Читаем День писателя полностью

Конечно, этого я не мог допустить, но все-таки настаивал, что мы проходили перерегистрацию. Она еще долго рылась в каких-то списках и даже попросила у женщины, работавшей с компьютером, перепроверить информацию по нему. Дурак компьютер помигал, помигал и показал, что сведения обо мне в него не поступали. Но наконец эта старательная женщина сама нашла мое имя в каком-то завалящем списке.

— Карточку я занесу сама, — сказала она, — у нас теперь строгости. В руки не даем.

Я снова взлетел на второй этаж к психиатру. На этот раз к известным мне уже строгостям он открыл еще одну новую строгость. Оказывается, теперь в одни руки дают только две облатки — двадцать таблеток.

— Мало, — говорю я ему жалобным голосом, — опять придется приезжать.

— А ты принеси карточку жены, я и на нее выпишу, — сказал он с немалой долей героизма.

Я скатился вниз и сказал регистраторше, что врач просит карточку жены.

— Хорошо, — согласилась она, — но у нас теперь строгости: мы карточку жены не даем в руки мужу. Скажите ему, что карточка будет на подъемнике.

Я взлетел на второй этаж, волнуясь, что врача отвлекут, куда-нибудь уведут и мне придется ждать его. При этом я смутно размышлял о неведомом подъемнике, куда, видимо, теперь громоздят карточки богачей.

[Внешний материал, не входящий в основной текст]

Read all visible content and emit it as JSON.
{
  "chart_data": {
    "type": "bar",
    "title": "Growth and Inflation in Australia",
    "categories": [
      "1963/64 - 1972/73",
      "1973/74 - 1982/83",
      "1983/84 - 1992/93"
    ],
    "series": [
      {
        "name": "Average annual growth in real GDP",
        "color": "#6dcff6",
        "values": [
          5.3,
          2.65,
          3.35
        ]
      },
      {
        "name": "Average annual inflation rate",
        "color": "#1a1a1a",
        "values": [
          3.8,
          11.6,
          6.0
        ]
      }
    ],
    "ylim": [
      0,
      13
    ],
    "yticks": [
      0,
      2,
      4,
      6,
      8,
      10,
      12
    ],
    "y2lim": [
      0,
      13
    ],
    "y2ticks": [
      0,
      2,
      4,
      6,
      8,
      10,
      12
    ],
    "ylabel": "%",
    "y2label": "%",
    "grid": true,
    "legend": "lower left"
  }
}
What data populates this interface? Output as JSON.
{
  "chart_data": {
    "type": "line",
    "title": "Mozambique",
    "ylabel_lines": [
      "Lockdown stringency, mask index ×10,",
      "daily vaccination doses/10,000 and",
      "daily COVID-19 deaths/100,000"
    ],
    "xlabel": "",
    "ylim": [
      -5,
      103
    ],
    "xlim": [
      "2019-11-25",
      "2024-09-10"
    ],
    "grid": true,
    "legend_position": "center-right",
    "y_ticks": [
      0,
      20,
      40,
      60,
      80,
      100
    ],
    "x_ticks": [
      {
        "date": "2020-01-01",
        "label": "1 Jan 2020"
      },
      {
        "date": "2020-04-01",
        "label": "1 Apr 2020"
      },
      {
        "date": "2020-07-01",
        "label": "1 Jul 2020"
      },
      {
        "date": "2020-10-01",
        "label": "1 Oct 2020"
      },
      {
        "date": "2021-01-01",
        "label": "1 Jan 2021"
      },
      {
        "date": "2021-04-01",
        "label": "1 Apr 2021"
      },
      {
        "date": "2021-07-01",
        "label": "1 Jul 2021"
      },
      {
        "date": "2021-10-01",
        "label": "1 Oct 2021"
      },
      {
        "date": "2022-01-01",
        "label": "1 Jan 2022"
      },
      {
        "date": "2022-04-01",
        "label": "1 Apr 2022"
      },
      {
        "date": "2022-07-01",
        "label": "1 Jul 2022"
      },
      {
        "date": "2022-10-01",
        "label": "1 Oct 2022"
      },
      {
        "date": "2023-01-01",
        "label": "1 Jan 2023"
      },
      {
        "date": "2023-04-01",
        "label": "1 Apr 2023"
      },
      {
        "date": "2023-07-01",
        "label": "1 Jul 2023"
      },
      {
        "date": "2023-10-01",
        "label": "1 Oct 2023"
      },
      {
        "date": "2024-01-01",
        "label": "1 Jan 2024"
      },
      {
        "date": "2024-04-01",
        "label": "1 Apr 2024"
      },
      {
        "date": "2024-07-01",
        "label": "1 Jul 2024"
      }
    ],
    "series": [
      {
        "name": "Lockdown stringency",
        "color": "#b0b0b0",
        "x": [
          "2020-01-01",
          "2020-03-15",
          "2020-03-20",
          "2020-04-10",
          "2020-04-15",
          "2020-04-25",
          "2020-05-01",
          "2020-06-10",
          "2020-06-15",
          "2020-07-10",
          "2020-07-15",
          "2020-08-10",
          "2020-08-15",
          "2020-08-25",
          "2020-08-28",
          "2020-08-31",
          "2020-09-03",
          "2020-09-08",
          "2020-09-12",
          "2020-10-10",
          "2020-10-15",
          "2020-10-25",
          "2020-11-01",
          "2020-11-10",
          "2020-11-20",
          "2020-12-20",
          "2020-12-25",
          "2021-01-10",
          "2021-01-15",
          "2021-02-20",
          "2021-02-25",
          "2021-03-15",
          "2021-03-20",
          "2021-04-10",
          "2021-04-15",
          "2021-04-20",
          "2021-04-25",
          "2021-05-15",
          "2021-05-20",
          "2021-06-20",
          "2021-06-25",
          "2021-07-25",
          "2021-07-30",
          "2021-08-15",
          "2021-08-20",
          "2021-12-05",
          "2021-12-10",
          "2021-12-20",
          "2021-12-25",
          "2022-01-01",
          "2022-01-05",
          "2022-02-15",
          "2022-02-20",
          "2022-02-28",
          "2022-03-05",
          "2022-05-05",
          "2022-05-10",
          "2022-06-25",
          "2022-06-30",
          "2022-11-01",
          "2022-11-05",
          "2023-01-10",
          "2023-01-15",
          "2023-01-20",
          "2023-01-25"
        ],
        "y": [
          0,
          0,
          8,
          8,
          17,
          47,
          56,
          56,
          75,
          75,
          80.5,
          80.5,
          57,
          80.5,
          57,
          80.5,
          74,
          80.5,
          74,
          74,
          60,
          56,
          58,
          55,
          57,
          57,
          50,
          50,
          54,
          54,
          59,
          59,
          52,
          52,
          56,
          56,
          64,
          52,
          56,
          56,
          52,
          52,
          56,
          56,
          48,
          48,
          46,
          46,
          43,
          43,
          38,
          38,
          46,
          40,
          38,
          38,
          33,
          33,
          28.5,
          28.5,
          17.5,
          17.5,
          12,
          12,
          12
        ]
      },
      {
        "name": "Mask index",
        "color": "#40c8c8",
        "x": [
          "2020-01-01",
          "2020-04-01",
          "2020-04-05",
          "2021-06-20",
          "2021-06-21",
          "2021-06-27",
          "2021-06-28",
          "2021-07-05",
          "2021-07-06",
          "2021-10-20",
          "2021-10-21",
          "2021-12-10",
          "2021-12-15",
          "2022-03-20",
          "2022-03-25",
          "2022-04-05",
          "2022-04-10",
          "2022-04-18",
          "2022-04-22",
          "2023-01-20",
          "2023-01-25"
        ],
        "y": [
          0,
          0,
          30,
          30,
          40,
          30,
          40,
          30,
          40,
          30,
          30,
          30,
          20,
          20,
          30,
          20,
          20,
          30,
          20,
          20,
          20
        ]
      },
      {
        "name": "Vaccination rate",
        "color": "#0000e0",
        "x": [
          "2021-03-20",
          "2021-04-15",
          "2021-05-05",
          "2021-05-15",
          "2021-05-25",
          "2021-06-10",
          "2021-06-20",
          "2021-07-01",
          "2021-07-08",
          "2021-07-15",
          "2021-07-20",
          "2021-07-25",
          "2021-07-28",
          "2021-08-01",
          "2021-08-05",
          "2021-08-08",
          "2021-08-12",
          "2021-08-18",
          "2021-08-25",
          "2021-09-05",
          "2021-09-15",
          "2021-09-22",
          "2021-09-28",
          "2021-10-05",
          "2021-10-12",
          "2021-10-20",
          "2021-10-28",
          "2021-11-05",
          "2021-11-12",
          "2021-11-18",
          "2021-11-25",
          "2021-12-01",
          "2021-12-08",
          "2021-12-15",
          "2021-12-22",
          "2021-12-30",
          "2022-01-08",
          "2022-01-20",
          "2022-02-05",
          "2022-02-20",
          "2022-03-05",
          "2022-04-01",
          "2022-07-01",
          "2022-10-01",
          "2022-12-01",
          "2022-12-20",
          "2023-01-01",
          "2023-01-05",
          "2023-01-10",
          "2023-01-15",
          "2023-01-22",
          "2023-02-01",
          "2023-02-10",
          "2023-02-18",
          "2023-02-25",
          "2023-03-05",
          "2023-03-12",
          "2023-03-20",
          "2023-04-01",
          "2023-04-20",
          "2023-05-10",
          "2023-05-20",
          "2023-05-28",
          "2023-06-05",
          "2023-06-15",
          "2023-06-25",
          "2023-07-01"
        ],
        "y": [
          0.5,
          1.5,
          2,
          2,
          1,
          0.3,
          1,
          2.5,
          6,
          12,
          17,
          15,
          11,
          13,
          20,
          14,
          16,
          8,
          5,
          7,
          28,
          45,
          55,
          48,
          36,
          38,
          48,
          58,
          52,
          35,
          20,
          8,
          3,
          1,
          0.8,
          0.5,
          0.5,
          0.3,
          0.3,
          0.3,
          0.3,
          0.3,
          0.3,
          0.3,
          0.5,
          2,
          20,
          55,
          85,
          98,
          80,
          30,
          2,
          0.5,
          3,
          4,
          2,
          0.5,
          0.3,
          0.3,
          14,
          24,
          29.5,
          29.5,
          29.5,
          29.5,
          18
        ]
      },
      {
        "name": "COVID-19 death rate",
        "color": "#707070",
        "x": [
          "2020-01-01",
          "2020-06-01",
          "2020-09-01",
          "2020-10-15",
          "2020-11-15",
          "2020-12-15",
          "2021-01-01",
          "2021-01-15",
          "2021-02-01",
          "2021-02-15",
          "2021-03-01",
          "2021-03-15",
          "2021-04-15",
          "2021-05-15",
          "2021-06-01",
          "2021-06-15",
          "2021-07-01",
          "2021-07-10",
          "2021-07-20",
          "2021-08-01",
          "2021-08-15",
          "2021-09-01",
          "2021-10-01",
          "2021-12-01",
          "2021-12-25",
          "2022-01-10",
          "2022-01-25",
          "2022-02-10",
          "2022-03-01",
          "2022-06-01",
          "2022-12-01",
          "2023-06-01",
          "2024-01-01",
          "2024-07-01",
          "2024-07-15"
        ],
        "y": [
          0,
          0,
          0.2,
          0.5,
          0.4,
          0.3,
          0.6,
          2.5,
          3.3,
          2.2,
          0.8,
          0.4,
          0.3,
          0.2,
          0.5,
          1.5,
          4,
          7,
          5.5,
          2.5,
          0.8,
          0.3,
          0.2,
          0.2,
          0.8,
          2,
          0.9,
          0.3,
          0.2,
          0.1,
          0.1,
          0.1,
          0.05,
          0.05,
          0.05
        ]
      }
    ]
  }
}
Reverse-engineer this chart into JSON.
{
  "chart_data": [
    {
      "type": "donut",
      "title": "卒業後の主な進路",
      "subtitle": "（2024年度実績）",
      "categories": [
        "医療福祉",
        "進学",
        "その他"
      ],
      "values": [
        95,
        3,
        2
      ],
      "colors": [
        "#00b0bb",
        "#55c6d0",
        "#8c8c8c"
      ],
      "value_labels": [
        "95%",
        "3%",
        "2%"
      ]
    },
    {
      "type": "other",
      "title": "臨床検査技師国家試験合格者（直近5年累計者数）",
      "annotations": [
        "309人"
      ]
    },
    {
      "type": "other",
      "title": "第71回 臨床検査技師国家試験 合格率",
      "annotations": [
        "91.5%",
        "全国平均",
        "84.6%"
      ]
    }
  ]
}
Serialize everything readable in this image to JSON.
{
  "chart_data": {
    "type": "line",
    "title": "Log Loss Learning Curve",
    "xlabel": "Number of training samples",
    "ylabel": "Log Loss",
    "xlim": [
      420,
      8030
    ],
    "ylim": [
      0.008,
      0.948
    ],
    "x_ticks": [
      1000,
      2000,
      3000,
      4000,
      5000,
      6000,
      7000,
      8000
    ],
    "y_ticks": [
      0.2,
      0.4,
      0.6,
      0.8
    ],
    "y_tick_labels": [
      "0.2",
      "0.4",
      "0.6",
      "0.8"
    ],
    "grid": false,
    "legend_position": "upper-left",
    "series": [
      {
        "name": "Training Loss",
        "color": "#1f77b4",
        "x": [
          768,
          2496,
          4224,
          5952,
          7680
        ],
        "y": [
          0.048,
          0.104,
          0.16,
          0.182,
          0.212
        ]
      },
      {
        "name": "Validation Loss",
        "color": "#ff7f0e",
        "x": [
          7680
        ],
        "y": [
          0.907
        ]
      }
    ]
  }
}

Врач оказался на месте. Наконец он вручил мне два рецепта. Я снова скатился на первый этаж, отдал рецепты регистраторше, и она старательно вдавила в них по две печати.

Только я ринулся наверх к аптекарше, как вдруг меня истошно окликнула гардеробщица:

— Гражданин, куда вы в пальто? У нас теперь строгости, раздеваться обязательно!

Опомнилась! Приметила! Я разделся и взял номерок. И вдруг я осознал, почему впервые в жизни кружусь по поликлинике одетый. Всегда, бывая здесь, я сам раздевался. Тонкость заключается в том, что раньше, приходя сюда, я считал, что прихожу в родное учреждение. А сейчас подсознательное желание скорее выбраться отсюда заставило меня не раздеваясь бегать по этажам. Кстати, этим же объясняется необыкновенная скорость, которую я развивал: быстрей, быстрей, быстрей!

Я снова взлетел на второй этаж, уже боясь, что аптекарша куда-нибудь выйдет. Но она оказалась на месте. Я вручил ей проштампованные печатями рецепты, и она выдала мне четыре облатки. Я расплатился и осторожно сунул их поглубже во внутренний карман пиджака, уже боясь, что из внешних карманов они могут как-нибудь выпасть.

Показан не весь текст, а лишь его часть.